2221. Find Triangular Sum of an Array

Description

You are given a 0-indexed integer array nums, where nums[i] is a digit between 0 and 9 (inclusive).

The triangular sum of nums is the value of the only element present in nums after the following process terminates:

Let nums comprise of n elements. If n == 1, end the process. Otherwise, create a new 0-indexed integer array newNums of length n - 1.
For each index i, where 0 <= i < n - 1, assign the value of newNums[i] as (nums[i] + nums[i+1]) % 10, where % denotes modulo operator.
Replace the array nums with newNums.
Repeat the entire process starting from step 1.

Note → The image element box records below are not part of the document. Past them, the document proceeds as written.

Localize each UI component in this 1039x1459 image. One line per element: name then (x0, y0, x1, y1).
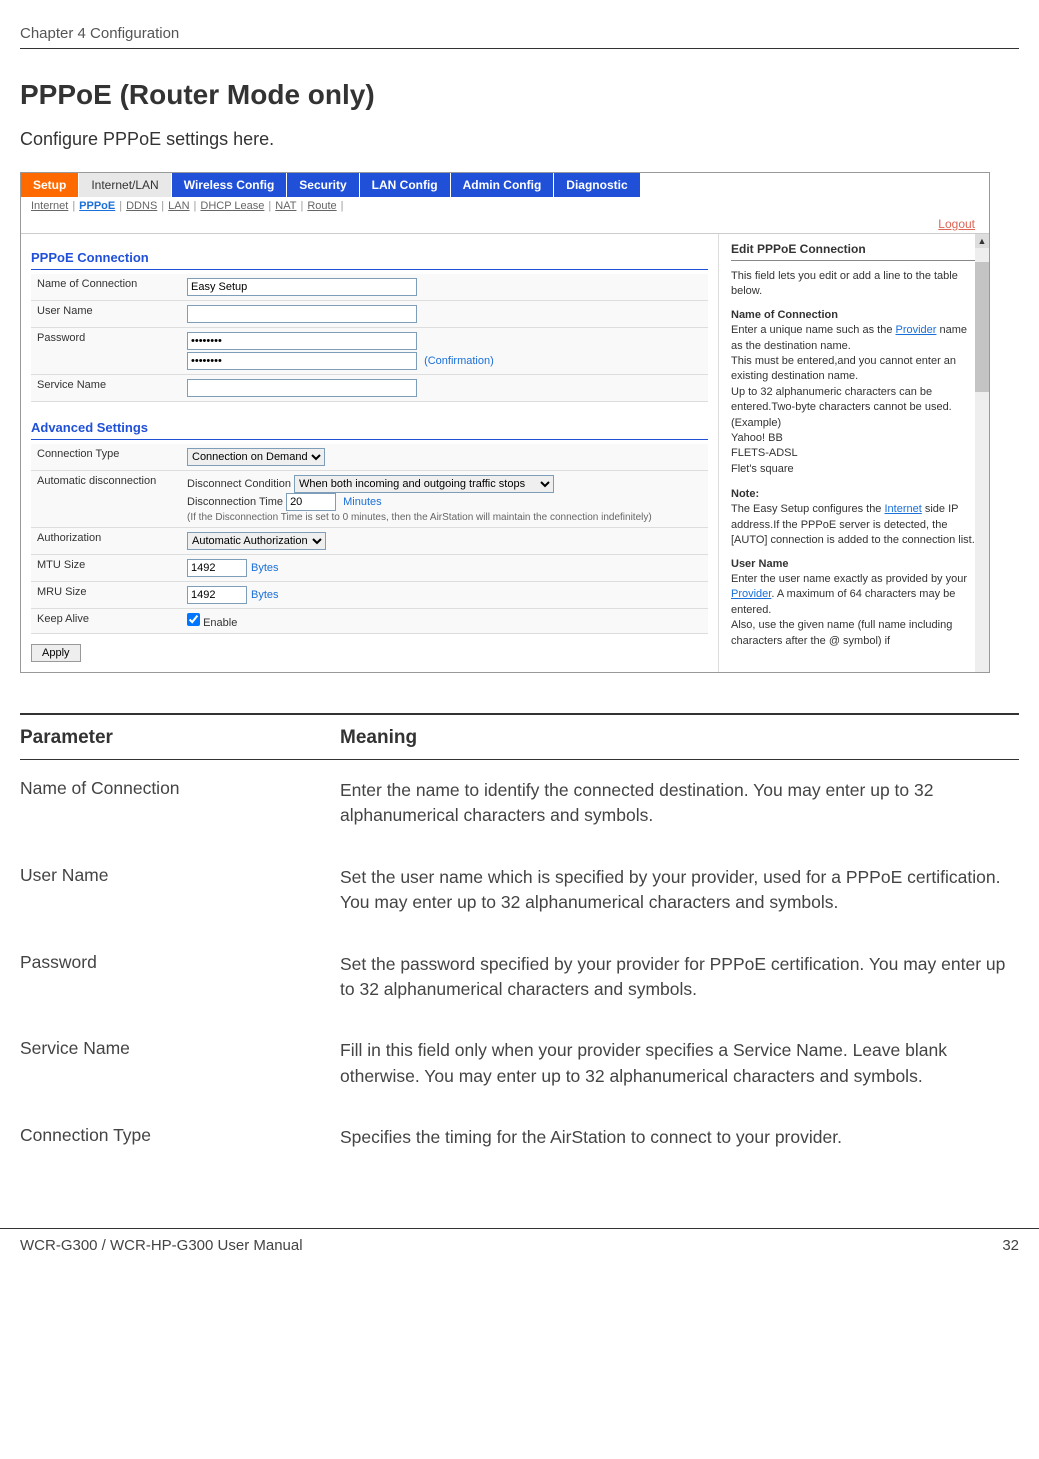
conn-type-select[interactable]: Connection on Demand (187, 448, 325, 466)
help-examples: Yahoo! BB FLETS-ADSL Flet's square (731, 432, 798, 475)
keep-label: Keep Alive (31, 609, 181, 634)
mtu-label: MTU Size (31, 555, 181, 582)
mru-units: Bytes (251, 589, 279, 601)
disc-cond-label: Disconnect Condition (187, 478, 291, 490)
subtab-lan[interactable]: LAN (168, 200, 189, 212)
mtu-input[interactable] (187, 559, 247, 577)
service-label: Service Name (31, 375, 181, 402)
param-name: Password (20, 952, 340, 1003)
param-header: Parameter Meaning (20, 727, 1019, 760)
param-name: Connection Type (20, 1125, 340, 1150)
param-header-parameter: Parameter (20, 727, 340, 749)
help-note-body: The Easy Setup configures the (731, 503, 884, 515)
disc-time-input[interactable] (286, 493, 336, 511)
param-row: Connection Type Specifies the timing for… (20, 1107, 1019, 1168)
help-scrollbar[interactable]: ▲ (975, 234, 989, 672)
auth-label: Authorization (31, 528, 181, 555)
logout-link[interactable]: Logout (21, 215, 989, 234)
user-label: User Name (31, 301, 181, 328)
subtab-dhcp-lease[interactable]: DHCP Lease (200, 200, 264, 212)
tab-diagnostic[interactable]: Diagnostic (554, 173, 640, 197)
tab-lan-config[interactable]: LAN Config (360, 173, 451, 197)
auth-select[interactable]: Automatic Authorization (187, 532, 326, 550)
disc-time-label: Disconnection Time (187, 496, 283, 508)
main-tabs: Setup Internet/LAN Wireless Config Secur… (21, 173, 989, 197)
help-user-title: User Name (731, 557, 977, 572)
chapter-header: Chapter 4 Configuration (20, 25, 1019, 49)
tab-security[interactable]: Security (287, 173, 359, 197)
sub-tabs: Internet| PPPoE| DDNS| LAN| DHCP Lease| … (21, 197, 989, 215)
help-user-cutoff: characters after the @ symbol) if (731, 635, 890, 647)
scroll-up-icon[interactable]: ▲ (975, 234, 989, 248)
param-meaning: Enter the name to identify the connected… (340, 778, 1019, 829)
conn-type-label: Connection Type (31, 444, 181, 471)
footer-manual: WCR-G300 / WCR-HP-G300 User Manual (20, 1237, 303, 1254)
service-input[interactable] (187, 379, 417, 397)
advanced-form: Connection Type Connection on Demand Aut… (31, 444, 708, 634)
help-internet-link[interactable]: Internet (884, 503, 921, 515)
scroll-thumb[interactable] (975, 262, 989, 392)
subtab-pppoe[interactable]: PPPoE (79, 200, 115, 212)
help-body: This field lets you edit or add a line t… (731, 269, 977, 649)
help-user-body1: Enter the user name exactly as provided … (731, 573, 967, 585)
param-meaning: Set the user name which is specified by … (340, 865, 1019, 916)
disc-time-units: Minutes (343, 496, 382, 508)
param-row: Password Set the password specified by y… (20, 934, 1019, 1021)
param-meaning: Fill in this field only when your provid… (340, 1038, 1019, 1089)
param-name: Name of Connection (20, 778, 340, 829)
disc-note: (If the Disconnection Time is set to 0 m… (187, 512, 652, 523)
mru-label: MRU Size (31, 582, 181, 609)
keep-enable-text: Enable (203, 617, 237, 629)
subtab-nat[interactable]: NAT (275, 200, 296, 212)
disc-cond-select[interactable]: When both incoming and outgoing traffic … (294, 475, 554, 493)
tab-wireless[interactable]: Wireless Config (172, 173, 288, 197)
help-name-body1: Enter a unique name such as the (731, 324, 896, 336)
help-name-title: Name of Connection (731, 308, 977, 323)
help-title: Edit PPPoE Connection (731, 242, 977, 261)
footer-page: 32 (1002, 1237, 1019, 1254)
tab-setup[interactable]: Setup (21, 173, 79, 197)
param-meaning: Set the password specified by your provi… (340, 952, 1019, 1003)
help-examples-label: (Example) (731, 417, 781, 429)
tab-internet-lan[interactable]: Internet/LAN (79, 173, 171, 197)
help-user-provider-link[interactable]: Provider (731, 588, 771, 600)
param-row: Service Name Fill in this field only whe… (20, 1020, 1019, 1107)
password-input[interactable] (187, 332, 417, 350)
password-label: Password (31, 328, 181, 375)
mru-input[interactable] (187, 586, 247, 604)
pppoe-connection-heading: PPPoE Connection (31, 244, 708, 270)
param-name: User Name (20, 865, 340, 916)
param-row: User Name Set the user name which is spe… (20, 847, 1019, 934)
tab-admin-config[interactable]: Admin Config (451, 173, 555, 197)
help-name-body3: This must be entered,and you cannot ente… (731, 355, 956, 382)
name-label: Name of Connection (31, 274, 181, 301)
param-name: Service Name (20, 1038, 340, 1089)
apply-button[interactable]: Apply (31, 644, 81, 662)
help-user-body3: Also, use the given name (full name incl… (731, 619, 952, 631)
config-screenshot: Setup Internet/LAN Wireless Config Secur… (20, 172, 990, 673)
help-name-body4: Up to 32 alphanumeric characters can be … (731, 386, 952, 413)
section-intro: Configure PPPoE settings here. (20, 129, 1019, 150)
subtab-ddns[interactable]: DDNS (126, 200, 157, 212)
advanced-heading: Advanced Settings (31, 414, 708, 440)
help-provider-link[interactable]: Provider (896, 324, 937, 336)
pppoe-form: Name of Connection User Name Password (C… (31, 274, 708, 402)
help-note-label: Note: (731, 488, 759, 500)
subtab-internet[interactable]: Internet (31, 200, 68, 212)
help-intro: This field lets you edit or add a line t… (731, 270, 958, 297)
subtab-route[interactable]: Route (307, 200, 336, 212)
name-input[interactable] (187, 278, 417, 296)
param-meaning: Specifies the timing for the AirStation … (340, 1125, 1019, 1150)
param-row: Name of Connection Enter the name to ide… (20, 760, 1019, 847)
keep-alive-checkbox[interactable] (187, 613, 200, 626)
confirm-suffix: (Confirmation) (424, 355, 494, 367)
auto-disc-label: Automatic disconnection (31, 471, 181, 528)
section-title: PPPoE (Router Mode only) (20, 79, 1019, 111)
page-footer: WCR-G300 / WCR-HP-G300 User Manual 32 (0, 1228, 1039, 1268)
param-header-meaning: Meaning (340, 727, 1019, 749)
user-input[interactable] (187, 305, 417, 323)
password-confirm-input[interactable] (187, 352, 417, 370)
mtu-units: Bytes (251, 562, 279, 574)
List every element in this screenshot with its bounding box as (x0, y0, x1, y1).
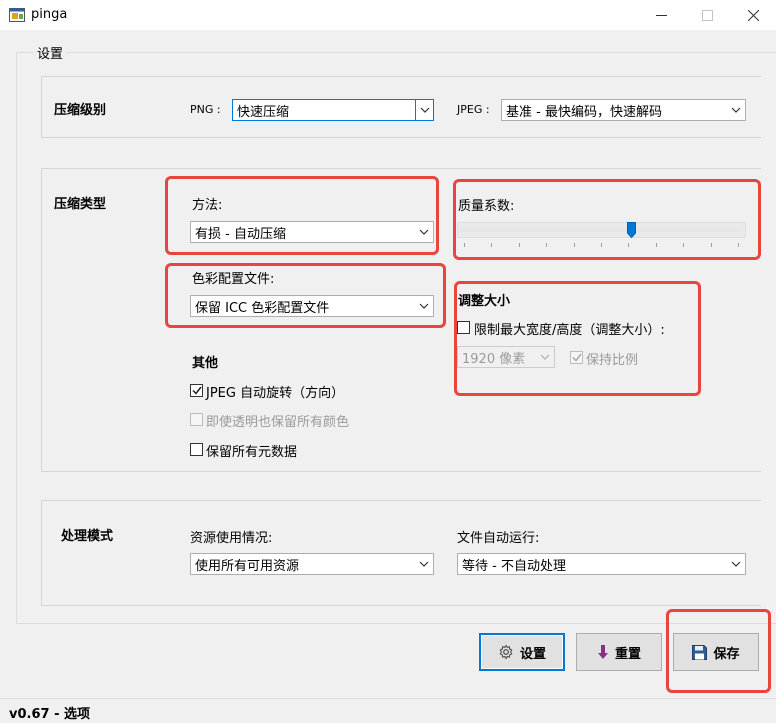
arrow-down-icon (597, 645, 608, 659)
settings-button-label: 设置 (519, 646, 546, 662)
chevron-down-icon (731, 107, 741, 113)
close-button[interactable] (730, 0, 776, 30)
settings-button[interactable]: 设置 (479, 633, 565, 671)
jpeg-auto-rotate-checkbox[interactable] (190, 384, 203, 397)
jpeg-compression-value: 基准 - 最快编码，快速解码 (506, 104, 662, 120)
maximize-icon (701, 9, 713, 21)
keep-colors-checkbox[interactable] (190, 413, 203, 426)
app-icon (9, 8, 25, 22)
auto-run-value: 等待 - 不自动处理 (462, 558, 566, 574)
quality-highlight (453, 179, 761, 260)
keep-colors-label: 即使透明也保留所有颜色 (206, 415, 350, 430)
settings-group-legend: 设置 (34, 43, 67, 62)
compression-type-title: 压缩类型 (54, 197, 107, 212)
close-icon (747, 9, 759, 21)
auto-run-label: 文件自动运行: (457, 531, 540, 546)
processing-mode-title: 处理模式 (61, 529, 114, 544)
keep-metadata-label: 保留所有元数据 (206, 445, 298, 460)
png-compression-value: 快速压缩 (237, 104, 290, 120)
maximize-button[interactable] (684, 0, 730, 30)
minimize-icon (655, 14, 667, 16)
reset-button-label: 重置 (614, 646, 641, 662)
jpeg-label: JPEG : (457, 103, 490, 116)
title-bar: pinga (0, 0, 776, 30)
other-title: 其他 (192, 356, 219, 371)
chevron-down-icon (420, 107, 429, 113)
method-highlight (165, 176, 439, 255)
keep-metadata-checkbox[interactable] (190, 443, 203, 456)
jpeg-auto-rotate-label: JPEG 自动旋转（方向） (206, 386, 345, 401)
minimize-button[interactable] (638, 0, 684, 30)
chevron-down-icon (419, 561, 429, 567)
resource-usage-label: 资源使用情况: (190, 531, 273, 546)
color-profile-highlight (165, 263, 446, 328)
window-title: pinga (31, 7, 68, 22)
auto-run-select[interactable]: 等待 - 不自动处理 (457, 553, 746, 575)
resize-highlight (454, 281, 701, 396)
status-bar: v0.67 - 选项 (0, 698, 776, 723)
resource-usage-select[interactable]: 使用所有可用资源 (190, 553, 434, 575)
compression-level-title: 压缩级别 (54, 103, 107, 118)
reset-button[interactable]: 重置 (576, 633, 662, 671)
jpeg-compression-select[interactable]: 基准 - 最快编码，快速解码 (501, 99, 746, 121)
save-highlight (666, 609, 771, 693)
gear-icon (499, 644, 513, 660)
chevron-down-icon (731, 561, 741, 567)
resource-usage-value: 使用所有可用资源 (195, 558, 300, 574)
png-compression-select[interactable]: 快速压缩 (232, 99, 434, 121)
status-text: v0.67 - 选项 (9, 707, 90, 722)
checkmark-icon (191, 386, 202, 395)
png-label: PNG : (190, 103, 221, 116)
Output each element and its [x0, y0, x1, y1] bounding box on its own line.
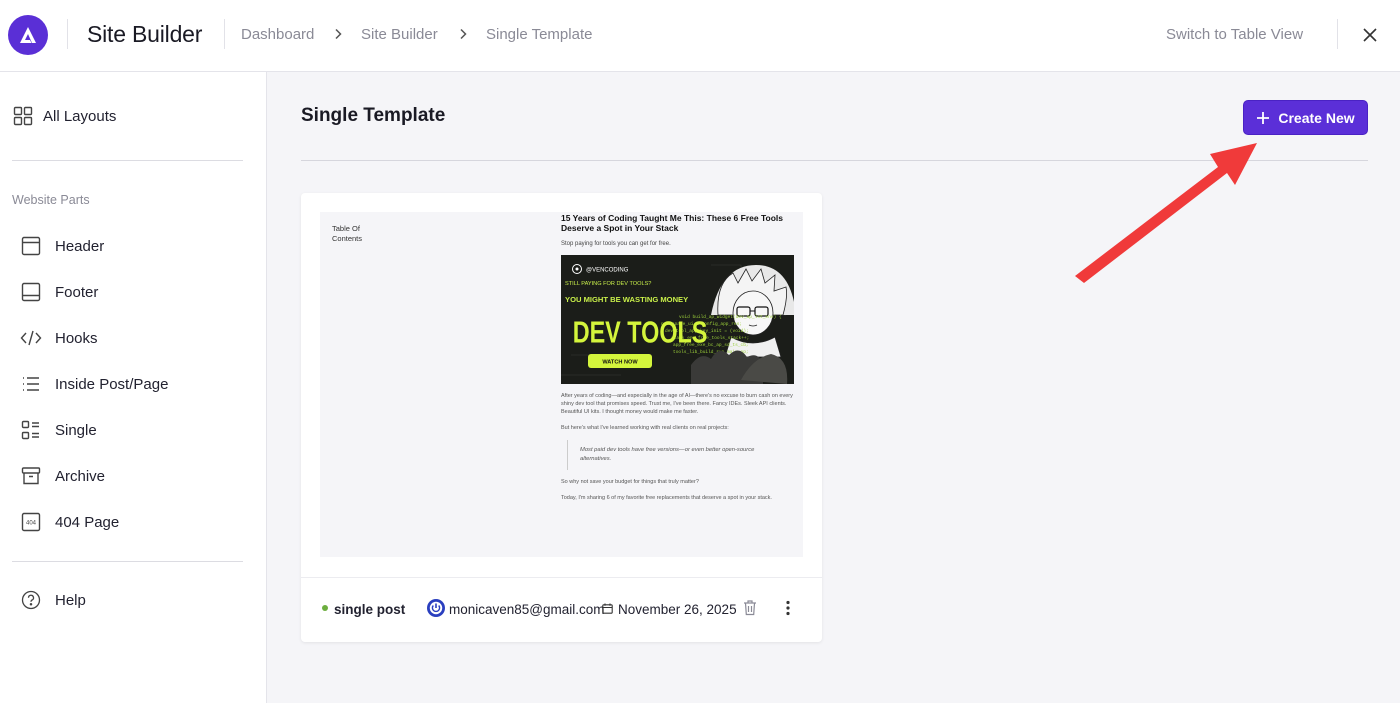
sidebar-item-label: Help: [55, 591, 86, 609]
plus-icon: [1257, 111, 1270, 124]
create-new-label: Create New: [1278, 109, 1355, 126]
sidebar-item-inside-post-page[interactable]: Inside Post/Page: [0, 364, 266, 404]
template-author: monicaven85@gmail.com: [449, 602, 605, 617]
banner-line1: STILL PAYING FOR DEV TOOLS?: [565, 281, 651, 287]
sidebar-item-label: Header: [55, 237, 105, 255]
article-paragraph: After years of coding—and especially in …: [561, 393, 793, 415]
template-date: November 26, 2025: [618, 602, 737, 617]
divider: [301, 577, 822, 578]
single-layout-icon: [20, 419, 42, 441]
article-title: 15 Years of Coding Taught Me This: These…: [561, 213, 783, 233]
divider: [301, 160, 1368, 161]
status-dot-icon: [322, 605, 328, 611]
sidebar-item-404-page[interactable]: 404 404 Page: [0, 502, 266, 542]
sidebar: All Layouts Website Parts Header Footer …: [0, 72, 267, 703]
article-quote: Most paid dev tools have free versions—o…: [567, 440, 785, 470]
svg-text:404: 404: [26, 521, 37, 527]
banner-headline: DEV TOOLS: [573, 314, 708, 349]
divider: [12, 160, 243, 161]
sidebar-item-help[interactable]: Help: [0, 580, 266, 620]
help-circle-icon: [20, 589, 42, 611]
sidebar-item-label: Inside Post/Page: [55, 375, 169, 393]
close-icon[interactable]: [1356, 21, 1384, 49]
banner-handle: @VENCODING: [586, 268, 629, 274]
breadcrumb-dashboard[interactable]: Dashboard: [241, 26, 314, 43]
template-status: single post: [334, 602, 406, 617]
app-logo-icon[interactable]: [8, 15, 48, 55]
author-avatar-icon: [426, 598, 446, 618]
sidebar-item-archive[interactable]: Archive: [0, 456, 266, 496]
banner-line2: YOU MIGHT BE WASTING MONEY: [565, 295, 688, 304]
app-title: Site Builder: [87, 21, 203, 47]
sidebar-item-hooks[interactable]: Hooks: [0, 318, 266, 358]
divider: [67, 19, 68, 49]
article-paragraph: So why not save your budget for things t…: [561, 479, 699, 485]
chevron-right-icon: [333, 28, 343, 40]
404-icon: 404: [20, 511, 42, 533]
template-card[interactable]: Table Of Contents 15 Years of Coding Tau…: [301, 193, 822, 642]
create-new-button[interactable]: Create New: [1243, 100, 1368, 135]
page-title: Single Template: [301, 105, 446, 126]
sidebar-item-label: Hooks: [55, 329, 98, 347]
sidebar-item-label: All Layouts: [43, 107, 117, 125]
divider: [1337, 19, 1338, 49]
divider: [12, 561, 243, 562]
article-paragraph: But here's what I've learned working wit…: [561, 425, 729, 431]
footer-layout-icon: [20, 281, 42, 303]
article-preview: 15 Years of Coding Taught Me This: These…: [561, 212, 797, 502]
sidebar-item-label: 404 Page: [55, 513, 120, 531]
section-label: Website Parts: [12, 193, 90, 207]
sidebar-item-label: Single: [55, 421, 97, 439]
code-icon: [20, 327, 42, 349]
trash-icon[interactable]: [742, 599, 758, 616]
sidebar-item-header[interactable]: Header: [0, 226, 266, 266]
calendar-icon: [602, 603, 613, 614]
sidebar-item-label: Archive: [55, 467, 106, 485]
more-options-icon[interactable]: [782, 600, 794, 616]
article-paragraph: Today, I'm sharing 6 of my favorite free…: [561, 495, 772, 501]
template-preview[interactable]: Table Of Contents 15 Years of Coding Tau…: [320, 212, 803, 557]
article-subtitle: Stop paying for tools you can get for fr…: [561, 241, 671, 247]
toc-label: Table Of Contents: [332, 224, 363, 243]
banner-cta: WATCH NOW: [602, 360, 638, 366]
list-icon: [20, 373, 42, 395]
switch-to-table-view-link[interactable]: Switch to Table View: [1166, 26, 1303, 43]
sidebar-item-all-layouts[interactable]: All Layouts: [0, 96, 266, 136]
article-banner-image: void build_ap_widget(dev_ap_lst_env) { n…: [561, 255, 794, 384]
divider: [224, 19, 225, 49]
sidebar-item-label: Footer: [55, 283, 99, 301]
breadcrumb-site-builder[interactable]: Site Builder: [361, 26, 438, 43]
chevron-right-icon: [458, 28, 468, 40]
grid-icon: [12, 105, 34, 127]
breadcrumb-current: Single Template: [486, 26, 593, 43]
archive-icon: [20, 465, 42, 487]
sidebar-item-single[interactable]: Single: [0, 410, 266, 450]
sidebar-item-footer[interactable]: Footer: [0, 272, 266, 312]
header-layout-icon: [20, 235, 42, 257]
top-bar: Site Builder Dashboard Site Builder Sing…: [0, 0, 1400, 72]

Return the triangular sum of nums.

Example 1:

Input: nums = [1,2,3,4,5]
Output: 8
Explanation:
The above diagram depicts the process from which we obtain the triangular sum of the array.

Example 2:

Input: nums = [5]
Output: 5
Explanation:
Since there is only one element in nums, the triangular sum is the value of that element itself.

Constraints:

1 <= nums.length <= 1000
0 <= nums[i] <= 9

Solution

find-triangular-sum-of-an-array.py

class Solution:
    def triangularSum(self, nums: List[int]) -> int:
        n = len(nums)

        for _ in range(n - 1):
            curr = []

            for i in range(1, len(nums)):
                curr.append((nums[i - 1] + nums[i]) % 10)

            nums = curr

        return nums[0]